On August 3, 2023, Shulman was defeated for re-election by Metro councilmember Angie Henderson

== Vice Mayor ==

=== Election ===
Shulman was elected in the 2018 special election. After finishing second in the general special election, Shulman won the runoff, defeating Sheri Weiner. Weiner had been the acting Vice Mayer since then-Vice Mayor David Briley assumed the Mayor's office following Megan Barry's resignation.

Shulman was elected to a full four-year term in August 2019.

=== Fair Board Appointees ===
After Nashville Mayor John Cooper missed deadlines on more than a dozen appointments, including appointments for two positions on the Board of Fair Commissioners, the responsibility to make these appointments fell to Shulman. The vice mayor twice nominated a black woman for the position despite calls for increased representation from the Hispanic community. Shulman later nominated and the council approved the appointment of Mario Avila, a Latino man, and Jasper Hendricks, a black man.

== Homelessness ==
During his time as at-large council member, Shulman was critical of the city's response to homelessness, specifically its cold weather plan. He spoke at December 2016 memorial service in memory of the 87 homeless people who died on the streets of Nashville in 2016. In January 2017, he held an emergency meeting to allow one cold weather shelter to go over capacity.

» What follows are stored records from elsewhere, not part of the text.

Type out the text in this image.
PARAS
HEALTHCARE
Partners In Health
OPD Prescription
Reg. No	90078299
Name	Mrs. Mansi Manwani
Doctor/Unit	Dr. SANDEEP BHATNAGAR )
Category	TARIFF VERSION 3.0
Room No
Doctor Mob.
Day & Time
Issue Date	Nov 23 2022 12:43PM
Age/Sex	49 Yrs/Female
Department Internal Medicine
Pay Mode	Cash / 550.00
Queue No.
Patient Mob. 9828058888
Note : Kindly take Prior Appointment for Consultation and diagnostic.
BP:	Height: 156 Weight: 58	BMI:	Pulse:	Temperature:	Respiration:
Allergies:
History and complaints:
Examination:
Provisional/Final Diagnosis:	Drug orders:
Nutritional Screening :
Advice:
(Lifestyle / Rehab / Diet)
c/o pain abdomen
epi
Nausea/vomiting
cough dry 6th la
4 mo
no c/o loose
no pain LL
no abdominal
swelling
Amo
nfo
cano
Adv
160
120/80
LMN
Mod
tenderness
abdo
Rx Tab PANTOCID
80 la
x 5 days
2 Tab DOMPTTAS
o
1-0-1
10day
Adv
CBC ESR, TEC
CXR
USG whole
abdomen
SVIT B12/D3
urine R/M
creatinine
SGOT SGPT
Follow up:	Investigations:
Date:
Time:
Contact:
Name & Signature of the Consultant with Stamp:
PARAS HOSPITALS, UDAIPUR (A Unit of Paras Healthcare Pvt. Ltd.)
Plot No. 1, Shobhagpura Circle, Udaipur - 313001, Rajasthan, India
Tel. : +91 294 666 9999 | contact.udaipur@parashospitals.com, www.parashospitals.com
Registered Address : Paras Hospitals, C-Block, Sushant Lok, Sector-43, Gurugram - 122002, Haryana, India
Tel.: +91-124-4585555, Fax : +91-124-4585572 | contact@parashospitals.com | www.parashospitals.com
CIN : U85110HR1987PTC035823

On April 14, 2021, Shulman was named CEO of Safe Haven Family Shelter effective July 14.

As vice mayor, Shulman held a series of meetings in November and December 2021 to gather ideas and solutions to outdoor homelessness in Nashville. One change that was discussed at these meetings was raising the opening temperature for Metro Nashville's Overflow Shelter to 32 degrees from its previous temperature of 28 degrees. The city's shelter committee voted to change that temperature threshold in early December.

Some stakeholders have noted the mayor's absence from this series of meetings as a sign that the mayor is not interested in listening to other community members.